Hi! Remember me? I used to be the guy who would post here 2-3 times a week. Production has been a little slow at Craws Words these days, and I blame the economy. I had to lay off several Oompa Loompas down at the factory, so I’ve been spending a lot of my time dragging fat German kids out of the chocolate river. Luckily, I have a lot of crazy events coming up, which means I should have a lot of blogalicious material to bitch, I mean, blog about.

Ok, let’s talk about the awesome new TLC show where an annoying couple adopts eight little people and then enters them into beauty pageants, it’s called Jon and Kate Plus 8 Little People in Tieras. In the pilot episode Kate bitches out Jon because he loses one of the little people in a pothole while crossing the road to get to the big Miss Bucks County competition. It’s called “Where’s Phil?”. Then, tune in next week, when one of the little people gets blown away at the beach and once again Jon is on the hot seat. It’s a very special episode of Jon and Kate Plus 8 Little People in Tieras, titled “Where’s Sandy?”

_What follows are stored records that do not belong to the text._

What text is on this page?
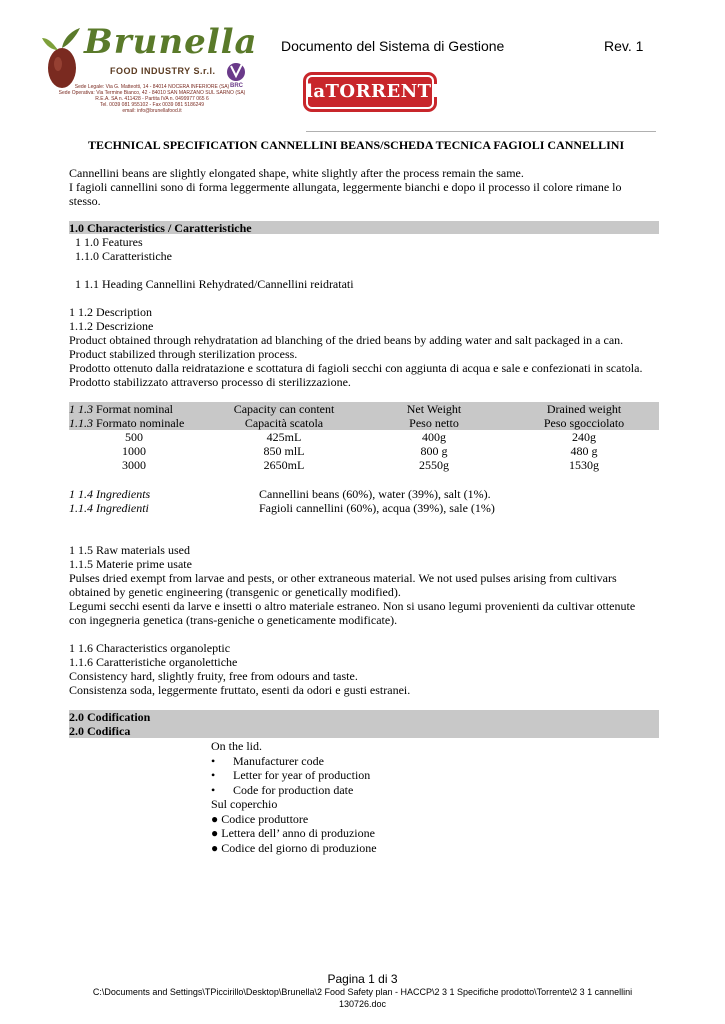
Brunella
FOOD INDUSTRY S.r.l.
BRC
Sede Legale: Via G. Matteotti, 14 - 84014 NOCERA INFERIORE (SA)
Sede Operativa: Via Termine Bianco, 42 - 84010 SAN MARZANO SUL SARNO (SA)
R.E.A. SA n. 411428 - Partita IVA n. 0499977 065 6
Tel. 0039 081 955102 - Fax 0039 081 5186249
email: info@brunellafood.it
Documento del Sistema di Gestione	Rev. 1
laTORRENTE
TECHNICAL SPECIFICATION CANNELLINI BEANS/SCHEDA TECNICA FAGIOLI CANNELLINI
Cannellini beans are slightly elongated shape, white slightly after the process remain the same.
I fagioli cannellini sono di forma leggermente allungata, leggermente bianchi e dopo il processo il colore rimane lo
stesso.
1.0 Characteristics / Caratteristiche
1 1.0 Features
1.1.0 Caratteristiche
1 1.1 Heading Cannellini Rehydrated/Cannellini reidratati
1 1.2 Description
1.1.2 Descrizione
Product obtained through rehydratation ad blanching of the dried beans by adding water and salt packaged in a can.
Product stabilized through sterilization process.
Prodotto ottenuto dalla reidratazione e scottatura di fagioli secchi con aggiunta di acqua e sale e confezionati in scatola.
Prodotto stabilizzato attraverso processo di sterilizzazione.
1 1.3 Format nominal	Capacity can content	Net Weight	Drained weight
1.1.3 Formato nominale	Capacità scatola	Peso netto	Peso sgocciolato
500	425mL	400g	240g
1000	850 mlL	800 g	480 g
3000	2650mL	2550g	1530g
1 1.4 Ingredients	Cannellini beans (60%), water (39%), salt (1%).
1.1.4 Ingredienti	Fagioli cannellini (60%), acqua (39%), sale (1%)
1 1.5 Raw materials used
1.1.5 Materie prime usate
Pulses dried exempt from larvae and pests, or other extraneous material. We not used pulses arising from cultivars
obtained by genetic engineering (transgenic or genetically modified).
Legumi secchi esenti da larve e insetti o altro materiale estraneo. Non si usano legumi provenienti da cultivar ottenute
con ingegneria genetica (trans-geniche o geneticamente modificate).
1 1.6 Characteristics organoleptic
1.1.6 Caratteristiche organolettiche
Consistency hard, slightly fruity, free from odours and taste.
Consistenza soda, leggermente fruttato, esenti da odori e gusti estranei.
2.0 Codification
2.0 Codifica
On the lid.
• Manufacturer code
• Letter for year of production
• Code for production date
Sul coperchio
● Codice produttore
● Lettera dell’ anno di produzione
● Codice del giorno di produzione
Pagina 1 di 3
C:\Documents and Settings\TPiccirillo\Desktop\Brunella\2 Food Safety plan - HACCP\2 3 1 Specifiche prodotto\Torrente\2 3 1 cannellini
130726.doc
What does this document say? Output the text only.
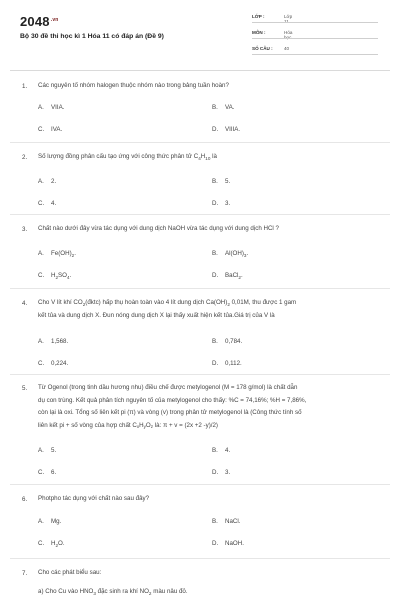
$2048^{.vn}$
Bộ 30 đề thi học kì 1 Hóa 11 có đáp án (Đề 9)
LỚP :	Lớp 11
MÔN :	Hóa học
SỐ CÂU :	40
1. Các nguyên tố nhóm halogen thuộc nhóm nào trong bảng tuần hoàn?
A. VIIA.	B. VA.
C. IVA.	D. VIIIA.
2. Số lượng đồng phân cấu tạo ứng với công thức phân tử $C_4H_{10}$ là
A. 2.	B. 5.
C. 4.	D. 3.
3. Chất nào dưới đây vừa tác dụng với dung dịch NaOH vừa tác dụng với dung dịch HCl ?
A. $Fe(OH)_2$.	B. $Al(OH)_3$.
C. $H_2SO_4$.	D. BaCl$_2$.
4. Cho V lít khí $CO_2(đktc)$ hấp thụ hoàn toàn vào 4 lít dung dịch $Ca(OH)_2$ 0,01M, thu được 1 gam
kết tủa và dung dịch X. Đun nóng dung dịch X lại thấy xuất hiện kết tủa.Giá trị của V là
A. 1,568.	B. 0,784.
C. 0,224.	D. 0,112.
5. Từ Ogenol (trong tinh dầu hương nhu) điều chế được metylogenol (M = 178 g/mol) là chất dẫn
dụ con trùng. Kết quả phân tích nguyên tố của metylogenol cho thấy: %C = 74,16%; %H = 7,86%,
còn lại là oxi. Tổng số liên kết pi (π) và vòng (v) trong phân tử metylogenol là (Công thức tính số
liên kết pi + số vòng của hợp chất $C_xH_yO_z$ là: π + v = (2x +2 -y)/2)
A. 5.	B. 4.
C. 6.	D. 3.
6. Photpho tác dụng với chất nào sau đây?
A. Mg.	B. NaCl.
C. $H_2O$.	D. NaOH.
7. Cho các phát biểu sau:
a) Cho Cu vào $HNO_3$ đặc sinh ra khí $NO_2$ màu nâu đỏ.
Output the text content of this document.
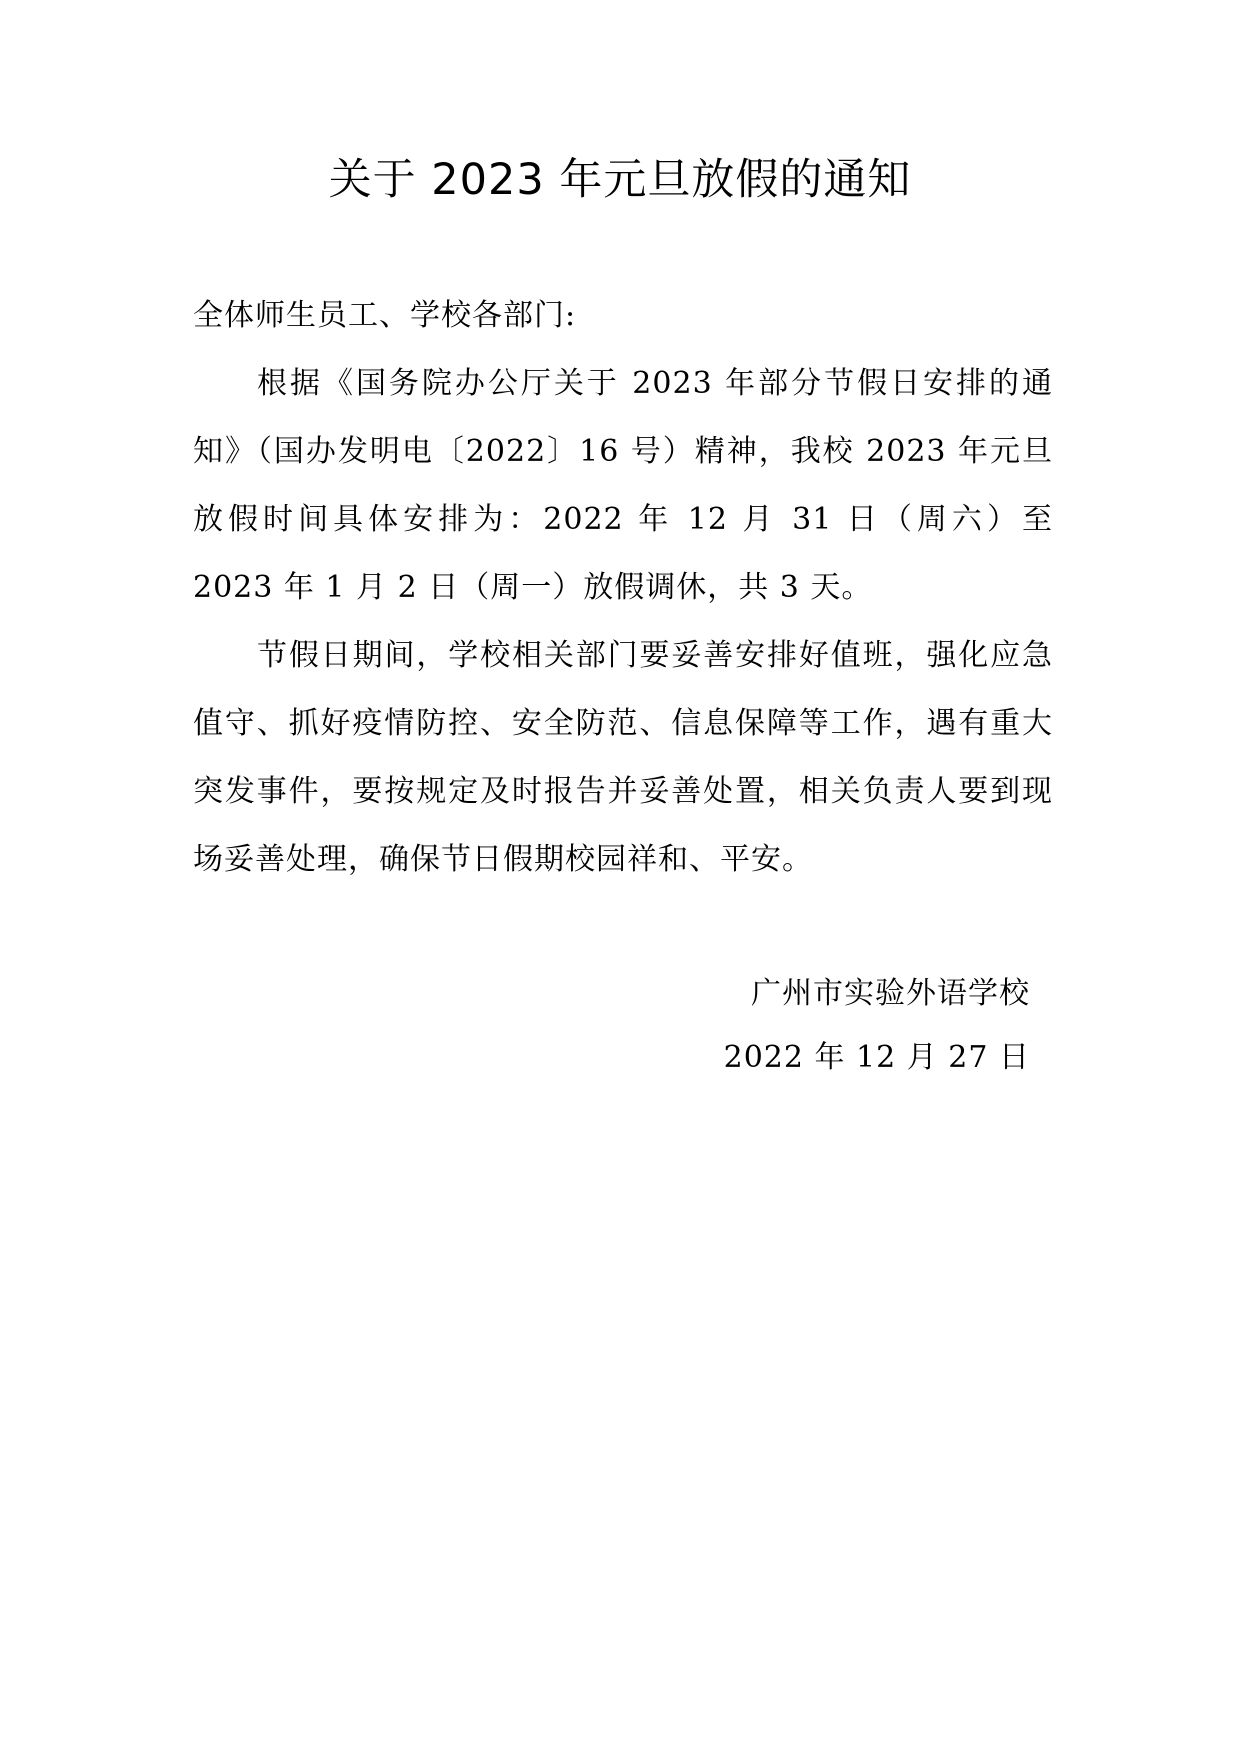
关于 2023 年元旦放假的通知

全体师生员工、学校各部门:

根据《国务院办公厅关于 2023 年部分节假日安排的通知》（国办发明电〔2022〕16 号）精神，我校 2023 年元旦放假时间具体安排为：2022 年 12 月 31 日（周六）至 2023 年 1 月 2 日（周一）放假调休，共 3 天。

节假日期间，学校相关部门要妥善安排好值班，强化应急值守、抓好疫情防控、安全防范、信息保障等工作，遇有重大突发事件，要按规定及时报告并妥善处置，相关负责人要到现场妥善处理，确保节日假期校园祥和、平安。

广州市实验外语学校
2022 年 12 月 27 日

I think I need my own reality show. Although, to get a reality show these days you need to be jacked up in some way. Maybe, as a family we could all amputate one arm and call it Six Legs, Three Arms. I could get all upset watching people clap at a concert. They could show Maggie trying to do Itsy Bitsy Spider. Amy could talk about how much she used to love to drive stick shift. Of course we’d also talk about the advantages. How much easier it is for us to spoon on the couch, and how we only had to buy two pairs of gloves for the three of us. We could also throw in some old comedy bits like: How do you get a one armed man out of a tree? Wave to him. Or we could be at a football game and the wave would come to a halt when it got to us. You know a bunch of PG rated shenanigans that somehow passes for funny in this dumbed-down society we live in.

Well, I better run now, I need edit the intro for our new show:

“Hi, we’re the Crawfords and we had voluntary limb removal to get our own reality TV show. You may think that we’re retarded, but hey, we’re on basic cable and you’re not. So who’s retarded now? We may have to do some things differently, and it may be a crazy life, but it’s our life.”